Automated feature extraction in Python
https://pliers.readthedocs.io/en/latest/
BSD 3-Clause "New" or "Revised" License
296 stars 68 forks source link

object_id computed incorrectly when duration set to single value #384

Open adelavega opened 4 years ago

adelavega commented 4 years ago

ExtractorResult.duration can be set to a single value (e.g. 0.1) when this value represents durations for all data points. This should be broadcast to all values, and is when creating df.

However, when computing object_id this is not done, and it causes the index that is sued to groupby the data to be a single value, followed by all NAs.

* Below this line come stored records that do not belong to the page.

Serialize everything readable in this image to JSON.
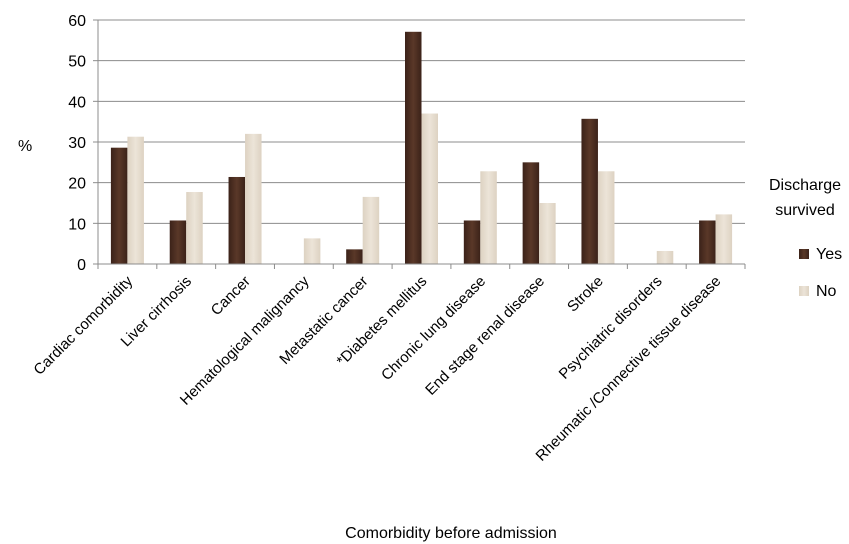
{
  "chart_data": {
    "type": "bar",
    "title": "",
    "xlabel": "Comorbidity before admission",
    "ylabel": "%",
    "ylim": [
      0,
      60
    ],
    "yticks": [
      0,
      10,
      20,
      30,
      40,
      50,
      60
    ],
    "grid": true,
    "legend_title": [
      "Discharge",
      "survived"
    ],
    "legend_position": "right",
    "categories": [
      "Cardiac comorbidity",
      "Liver cirrhosis",
      "Cancer",
      "Hematological malignancy",
      "Metastatic cancer",
      "*Diabetes mellitus",
      "Chronic lung disease",
      "End stage renal disease",
      "Stroke",
      "Psychiatric disorders",
      "Rheumatic /Connective tissue disease"
    ],
    "series": [
      {
        "name": "Yes",
        "color": "#4a2c20",
        "values": [
          28.6,
          10.7,
          21.4,
          0,
          3.6,
          57.1,
          10.7,
          25.0,
          35.7,
          0,
          10.7
        ]
      },
      {
        "name": "No",
        "color": "#e6dccd",
        "values": [
          31.3,
          17.7,
          32.0,
          6.3,
          16.5,
          37.0,
          22.8,
          15.0,
          22.8,
          3.2,
          12.2
        ]
      }
    ]
  }
}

https://github.com/tyarkoni/pliers/blob/7e92ad50b3996a0df1f3dfcc91c1f006597b5728/pliers/extractors/base.py#L154

This results in object_ids like so:

0, 0, 1, 2, 3, 4, 5, 6

When it should be all 0s.

Broadcasting prior to making the pd.Series would fix this issue.

adelavega commented 4 years ago

@rbroc do you remember if we fixed this? I feel like we did but I'm not seeing a PR for it

rbroc commented 4 years ago

@rbroc do you remember if we fixed this? I feel like we did but I'm not seeing a PR for it

We didn't. I fixed it within the AudiosetLabelExtractor (which is where we observed the anomaly) by forcing durations to be a vector of length len(onsets).

I guess the question is whether we want to add explicit broadcasting at https://github.com/tyarkoni/pliers/blob/7e92ad50b3996a0df1f3dfcc91c1f006597b5728/pliers/extractors/base.py#L154

I feel like that might be a bit more convoluted than just sticking to the rule that ExtractorResults should have onset and duration as lists of the same length (with one value per row of the output). So far, the overwhelming majority of extractors do that already.

Rather than changing the way object_id is created, we might just want to add a line checking len(onsets) == len(durations) and triggering an Error if this is not the case.